— Laissez donc, matouchka, murmura d'un ton de mauvaise humeur la générale Drozdoff, — à mon sens, il faudrait en finir avec tout cela; on a trop parlé… Et de nouveau elle regarda timidement Lisa, mais celle-ci avait les yeux fixés sur Pierre Stépanovitch.
— Et cette pauvre, cette malheureuse créature, cette folle qui a tout perdu et n'a conservé qu'un coeur, j'ai maintenant l'intention de l'adopter, s'écria tout à coup Barbara Pétrovna, — c'est un devoir que je suis décidée à remplir saintement. À partir d'aujourd'hui, je la prends sous ma protection.

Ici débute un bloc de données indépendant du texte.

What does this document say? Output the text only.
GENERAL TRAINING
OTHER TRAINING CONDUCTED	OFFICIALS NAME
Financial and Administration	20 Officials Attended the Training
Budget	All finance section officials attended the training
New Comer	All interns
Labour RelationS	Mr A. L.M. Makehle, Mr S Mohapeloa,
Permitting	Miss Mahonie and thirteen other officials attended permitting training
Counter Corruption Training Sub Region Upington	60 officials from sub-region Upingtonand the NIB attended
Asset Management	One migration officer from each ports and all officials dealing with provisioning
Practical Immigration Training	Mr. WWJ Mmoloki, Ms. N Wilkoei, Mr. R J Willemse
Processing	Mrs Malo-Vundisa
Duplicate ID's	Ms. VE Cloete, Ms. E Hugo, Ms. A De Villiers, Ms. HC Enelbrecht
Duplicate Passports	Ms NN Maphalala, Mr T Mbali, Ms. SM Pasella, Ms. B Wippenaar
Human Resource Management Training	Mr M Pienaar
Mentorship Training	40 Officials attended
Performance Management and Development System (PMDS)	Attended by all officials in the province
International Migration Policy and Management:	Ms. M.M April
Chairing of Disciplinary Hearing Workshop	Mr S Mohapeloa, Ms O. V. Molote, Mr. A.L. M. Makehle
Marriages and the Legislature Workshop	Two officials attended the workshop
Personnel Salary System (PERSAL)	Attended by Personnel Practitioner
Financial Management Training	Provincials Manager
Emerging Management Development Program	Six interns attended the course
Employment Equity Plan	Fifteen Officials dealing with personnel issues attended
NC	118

— Et ce sera même très bien en un certain sens, approuva chaleureusement Pierre Stépanovitch. — Excusez-moi, je n'ai pas fini tantôt. J'en étais au chapitre de la protection. Figurez-vous qu'après le départ de Nicolas Vsévolodovitch (je reprends mon récit juste à l'endroit où je l'ai interrompu, Barbara Pétrovna), ce monsieur, ce même M. Lébiadkine ici présent, se crut aussitôt en droit de s'approprier la pension allouée à sa soeur et se l'appropria toute entière. Je ne sais pas exactement de quelle façon les choses avaient été réglées alors par Nicolas Vsévolodovitch, mais un an après, étant à l'étranger, il apprit ce qui se passait et dut prendre d'autres dispositions. Ici encore je ne connais pas les détails, il vous les dira lui-même, je sais seulement qu'on plaça l'intéressante personne dans un monastère éloigné; elle vivait là dans les meilleures conditions de confortable, mais sous une surveillance amicale, vous comprenez? Devinez ce que fit alors M. Lébiadkine! Il mit tout en oeuvre pour découvrir le lieu où était cachée sa poule aux oeufs d'or, autrement dit, sa soeur. C'est depuis peu seulement qu'il a atteint son but. S'autorisant de sa qualité de frère, il a fait sortir la pauvre femme du couvent et l'a amenée ici. Maintenant qu'ils habitent ensemble, il la laisse sans nourriture, la bat, la tyrannise. Il reçoit enfin de Nicolas Vsévolodovitch, par une voie quelconque, une somme importante, et aussitôt il s'adonne à la boisson; au lieu de remercier, il en vient à provoquer insolemment Nicolas Vsévolodovitch, à lui adresser des sommations stupides, à le menacer d'un procès si, désormais, le payement de la pension n'est pas effectué entre ses mains. Ainsi il considère comme un tribut le don volontaire de Nicolas Vsévolodovitch, — pouvez-vous imaginer cela? Monsieur Lébiadkine, est-ce vrai, tout ce que je viens de dire ici?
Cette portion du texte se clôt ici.